My mom got a job out of country so she wanted to make a few pit stops to see family that lives across the country. This was a little under a month ago. It worked out because my great grandmothers 96th birthday party was that weekend. We went. My second day away from home we stayed at a Holiday inn. My cousin wanted to stay in our room. the two of us went outside to have a cig and my mother an child stayed in the room. We were out there maybe three minutes when a guy not much older than me asked if we had an extra one. once we said no he stayed and continued to talk to us. Just regular chit chat. For some reason, he seemed off... i wasnt sure why though. Something he asked has stuck with me since then, he asked if we were scared being out there by ourselves. wtf? When we were about to leave he pulled a gun on us. My first reaction was to give him the only thing i had on me, my phone. He told us to walk and i knew right then exactly what was going to happen. he raped me after threatening several times that he would kill me if i didnt. I had no choice. after he laughed. how could you laugh? then he goes, as if were friend "hey, do you want your phone back? and just handed it to me and that was it.
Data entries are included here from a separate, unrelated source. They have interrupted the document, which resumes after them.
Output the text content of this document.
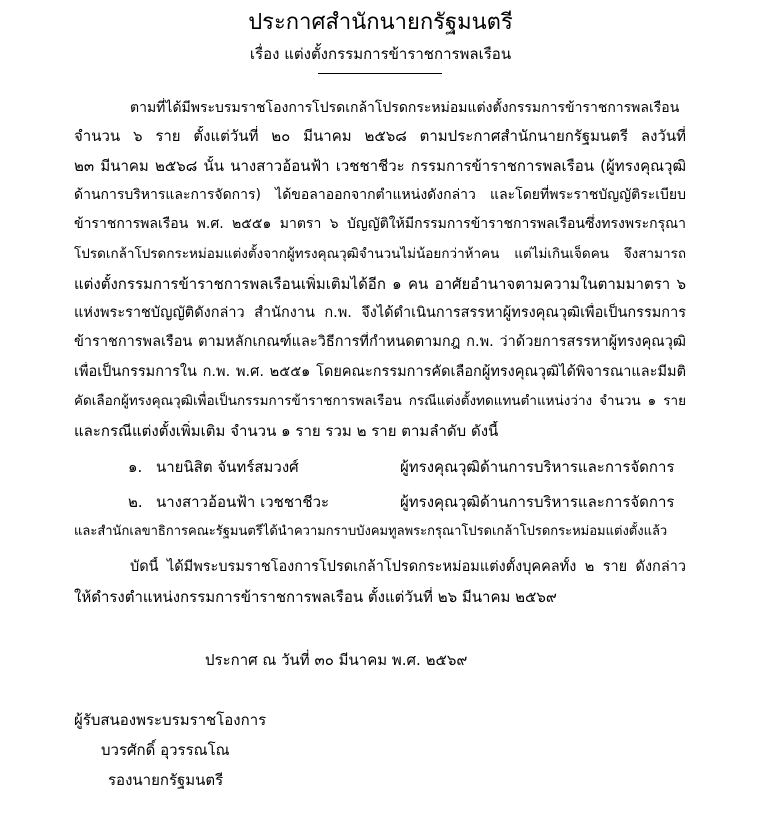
ประกาศสำนักนายกรัฐมนตรี
เรื่อง แต่งตั้งกรรมการข้าราชการพลเรือน
ตามที่ได้มีพระบรมราชโองการโปรดเกล้าโปรดกระหม่อมแต่งตั้งกรรมการข้าราชการพลเรือน
จำนวน ๖ ราย ตั้งแต่วันที่ ๒๐ มีนาคม ๒๕๖๘ ตามประกาศสำนักนายกรัฐมนตรี ลงวันที่
๒๓ มีนาคม ๒๕๖๘ นั้น นางสาวอ้อนฟ้า เวชชาชีวะ กรรมการข้าราชการพลเรือน (ผู้ทรงคุณวุฒิ
ด้านการบริหารและการจัดการ) ได้ขอลาออกจากตำแหน่งดังกล่าว และโดยที่พระราชบัญญัติระเบียบ
ข้าราชการพลเรือน พ.ศ. ๒๕๕๑ มาตรา ๖ บัญญัติให้มีกรรมการข้าราชการพลเรือนซึ่งทรงพระกรุณา
โปรดเกล้าโปรดกระหม่อมแต่งตั้งจากผู้ทรงคุณวุฒิจำนวนไม่น้อยกว่าห้าคน แต่ไม่เกินเจ็ดคน จึงสามารถ
แต่งตั้งกรรมการข้าราชการพลเรือนเพิ่มเติมได้อีก ๑ คน อาศัยอำนาจตามความในตามมาตรา ๖
แห่งพระราชบัญญัติดังกล่าว สำนักงาน ก.พ. จึงได้ดำเนินการสรรหาผู้ทรงคุณวุฒิเพื่อเป็นกรรมการ
ข้าราชการพลเรือน ตามหลักเกณฑ์และวิธีการที่กำหนดตามกฎ ก.พ. ว่าด้วยการสรรหาผู้ทรงคุณวุฒิ
เพื่อเป็นกรรมการใน ก.พ. พ.ศ. ๒๕๕๑ โดยคณะกรรมการคัดเลือกผู้ทรงคุณวุฒิได้พิจารณาและมีมติ
คัดเลือกผู้ทรงคุณวุฒิเพื่อเป็นกรรมการข้าราชการพลเรือน กรณีแต่งตั้งทดแทนตำแหน่งว่าง จำนวน ๑ ราย
และกรณีแต่งตั้งเพิ่มเติม จำนวน ๑ ราย รวม ๒ ราย ตามลำดับ ดังนี้
๑. นายนิสิต จันทร์สมวงศ์	ผู้ทรงคุณวุฒิด้านการบริหารและการจัดการ
๒. นางสาวอ้อนฟ้า เวชชาชีวะ	ผู้ทรงคุณวุฒิด้านการบริหารและการจัดการ
และสำนักเลขาธิการคณะรัฐมนตรีได้นำความกราบบังคมทูลพระกรุณาโปรดเกล้าโปรดกระหม่อมแต่งตั้งแล้ว
บัดนี้ ได้มีพระบรมราชโองการโปรดเกล้าโปรดกระหม่อมแต่งตั้งบุคคลทั้ง ๒ ราย ดังกล่าว
ให้ดำรงตำแหน่งกรรมการข้าราชการพลเรือน ตั้งแต่วันที่ ๒๖ มีนาคม ๒๕๖๙
ประกาศ ณ วันที่ ๓๐ มีนาคม พ.ศ. ๒๕๖๙
ผู้รับสนองพระบรมราชโองการ
บวรศักดิ์ อุวรรณโณ
รองนายกรัฐมนตรี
As we walked inside i was still terrified, but i was smiling. i didnt die. we went in and told my mom she called the cops yada yada..got the whole nine yards done to me. now its still under investigation.
Theres a few things that confuse me about this though..
1. Besides the gun and verbal threats it wasnt very violent. why?
2. Why did he wait? why didnt he just do it as soon as he saw us? why have a friendly conversation?
3. How many before me?
I know i may never know the answers but i cant help but wonder...
Im very angry that it happened.
I'm not as distraught about the rape, but more the gun. Its the fact he could have taken my life at any moment and that he threatened it. Its the realization that the world isnt a good place like i thought and that bad things happen to undeserving people every day. Im angry that i dont get to think like a naive 19 year old girl anymore, i want that back. Its also the fact that i now know no matter how much i teach my kid stranger danger, the buddy system, and trust your gut, theres no way i can ensure the protection. I can tell all the statistics as my mother did so that i would be more aware, but that doesnt matter. How do you teach your child that no matter how good a person you are, if someone wants something from you that they can just take it? How do you teach them to be on their toes and be aware, but also to feel safe? Should we even feel safe? I'm also angry at the justice system. i didnt even wait 2 minutes and called the police. i didnt shower because i knew i wanted a rape kit done. I showed them step by step what happened and where. they notified me that it could take a year before they even look at the dna they collected from me and that it was because other cases will take priority and they just dont have the funds. Dont have the funds? Are you kidding me? i could have died and im not important enought to fight for? What happened to me isnt scary enough to investigate quicker? what is wrong with our justice system? oh. that right. im a woman. i was only raped so no rush right? not life threatening or anything. And good luck the other young girls in that crappy little town. Oh wait again! No one in that shit hole has even been made aware of the situation.
If they ever find him, i want to talk to him. i But thats why i dont know what i would say. I dont think there is anything i could say to make him feel as i did. i dont think he would give a shit.